Professor Leonardo Ferreira of the University of Miami asserted that his colleagues at universities around the state were afraid to give opinions to the media about the Elian situation. They feared that unless they hewed to the Miami party line of saying the law, moral authority, and social responsibility were on the side of those demanding Elian stay in the United States these experts would suffer for their doubts. Ferreira said the consequences could be having your phone or computer swamped with angry calls and messages. Or being the subject of malicious gossip on Spanish-language radio. Or having protesters come to your home or office.

As a result, the Miami media have bowed to community pressure and many media outlets have become megaphones for the message that Elian must stay on this side of the Florida Straits. Ferreira singled out WSVN-TV, Miami's Fox affiliate as one of the worst for distorting coverage.

WSVN-TV was one of the stations leading newscasts with items casting Elian's grandmothers as perverts, as opposed to other news outlets that opted for more substantive items from the U.S. Justice Department.

"We cover this story like we cover any other story, fairly and accurately," responded Alice Jacobs, vice president of news for WSVN.

WSVN is not alone in facing criticism of its approach.

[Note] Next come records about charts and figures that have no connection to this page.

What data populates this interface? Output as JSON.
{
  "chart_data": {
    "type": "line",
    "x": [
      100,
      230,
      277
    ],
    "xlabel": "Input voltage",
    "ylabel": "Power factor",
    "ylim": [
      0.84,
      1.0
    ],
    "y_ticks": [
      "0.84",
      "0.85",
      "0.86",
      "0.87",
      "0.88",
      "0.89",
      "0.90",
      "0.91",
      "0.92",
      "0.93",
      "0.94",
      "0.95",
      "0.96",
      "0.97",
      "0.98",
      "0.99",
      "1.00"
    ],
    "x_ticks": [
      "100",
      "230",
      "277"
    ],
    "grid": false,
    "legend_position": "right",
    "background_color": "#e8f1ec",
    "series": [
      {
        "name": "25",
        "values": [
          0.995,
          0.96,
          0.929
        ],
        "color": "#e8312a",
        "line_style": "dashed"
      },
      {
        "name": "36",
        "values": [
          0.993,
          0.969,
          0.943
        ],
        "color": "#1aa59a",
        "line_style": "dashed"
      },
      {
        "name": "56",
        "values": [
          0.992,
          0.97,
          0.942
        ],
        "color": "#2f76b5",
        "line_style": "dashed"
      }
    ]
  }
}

Coverage of tiny Elian, the boy who was rescued on an inner tube on Thanksgiving day, has ranged from the maudlin to the manipulative.

We've seen Diane Sawyer of ABC's "Good Morning America" fawn over the boy, transforming herself into some sort of star babysitter instead of a journalist.

ABC News, Spanish-language network Univision and various cable outlets also bit hard on this week's propaganda ploy: a stage-managed videotape of Elian.

Newspaper and magazine editors also haven't been without fault for following the old tabloid philosophy credited to William Randolph Hearst: Kids and animals on the front page are almost a guarantee of increased sales. With few exceptions, the media have declined to use the Elian saga to discuss our nation's outmoded Cuba policy, today's political reality in Havana, or even a more measured debate about divorce and child custody. Instead coverage has devolved into repeating legal minutia or the latest intrafamily squabbling swirling around the case.

Perhaps this is the way the politicians pandering for votes (Texas Gov. George W. Bush, Vice President Al Gore and a list of others who feel they must bow to the anti-Castro lobby) want the media to play the story. We should stay distracted by the emotion so we can ignore the issues.

Hidden by the Elian smoke-screen is how Miami-Dade County tries to thwart free expression through its control of its arts budget. Earlier this month, the American Civil Liberties Union (ACLU) took the county to court because of a requirement that all arts groups receiving county funds, using county facilities or seeking a contract with the county must be free of all business ties to Cuba. Last fall, the Latin Grammy Awards moved to Los Angeles, because the program's organizers refused to bar Cuban nationals from the event. The county has lost a number of other events because Cuban nationals were invited to attend. The ACLU contends the county is curbing free expression through its requirements, which supersede U.S. policy. Although we may not have official relations, cultural exchanges exist between the two nations.

Even when Cuban artists have avoided Miami-Dade's restrictions, they have had to deal with ugly rallies staged by anti-Castro groups. In October 1999, thousands of protesters threw eggs and bottles at those brave enough to attend a concert by the Cuban band, Los Van Van. The group is known for its dance music rather than political lyrics.